You have to be very careful here. The Sraffian analysis is basically
a flow analysis and one has to be careful about assuming that
its results apply to the stock case. The stock extension that
PS provides is a mapping of the stock problem to an augmented
flow model which is:
a. questionable in terms of realism, since it posits competitive
market prices for second hand capital goods
b. introduces the complication of generalised joint production
with all the indeterminacies that this allows
in the case of the armaments industry it is particularly
unrealistic to assume the existence of production prices for
partially used plutonium reactors or gaseous diffusion plants.

>The long term for the armament industry would certainly be
> much longer than say textile industry.

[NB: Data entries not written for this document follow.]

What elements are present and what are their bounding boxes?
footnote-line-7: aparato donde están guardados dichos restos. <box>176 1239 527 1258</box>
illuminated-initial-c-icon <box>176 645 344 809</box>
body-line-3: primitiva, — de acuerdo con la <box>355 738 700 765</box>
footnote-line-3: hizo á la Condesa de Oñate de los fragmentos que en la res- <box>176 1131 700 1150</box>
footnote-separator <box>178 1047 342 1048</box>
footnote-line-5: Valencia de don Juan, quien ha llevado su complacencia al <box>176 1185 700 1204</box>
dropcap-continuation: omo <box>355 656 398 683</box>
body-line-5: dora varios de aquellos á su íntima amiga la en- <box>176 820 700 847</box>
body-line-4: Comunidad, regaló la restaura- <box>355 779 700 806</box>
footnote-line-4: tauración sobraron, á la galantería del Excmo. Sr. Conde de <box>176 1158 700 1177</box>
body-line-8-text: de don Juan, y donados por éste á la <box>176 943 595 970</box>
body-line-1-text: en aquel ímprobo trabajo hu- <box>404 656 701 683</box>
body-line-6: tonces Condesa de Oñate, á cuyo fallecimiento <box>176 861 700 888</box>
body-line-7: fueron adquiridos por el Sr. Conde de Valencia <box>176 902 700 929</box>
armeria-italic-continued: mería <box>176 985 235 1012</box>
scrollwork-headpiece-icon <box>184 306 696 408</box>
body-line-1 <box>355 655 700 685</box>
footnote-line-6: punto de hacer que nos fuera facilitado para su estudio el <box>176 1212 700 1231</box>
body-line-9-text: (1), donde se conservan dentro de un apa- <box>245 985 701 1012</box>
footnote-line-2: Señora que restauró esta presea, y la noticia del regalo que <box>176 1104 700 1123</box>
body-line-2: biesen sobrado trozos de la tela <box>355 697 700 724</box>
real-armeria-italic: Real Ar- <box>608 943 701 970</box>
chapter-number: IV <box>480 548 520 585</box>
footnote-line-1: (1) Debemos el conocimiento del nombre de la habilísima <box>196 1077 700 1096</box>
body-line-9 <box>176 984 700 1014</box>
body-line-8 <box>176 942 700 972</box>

The other point, I think, we need
> keep in my is that in the real world situation we are dealing with
> imperialism, where armament industry plays a role in maintaining an
> imperialist rate of return on capital invested world wide. But this, of
> course, is not the theoretical competitive case we are dealing with.

It may not be the theoretical competitive case, but the cold war
between socialism and capitalism and the armaments it entailed
had a major impact on the structure of economies for 50 years.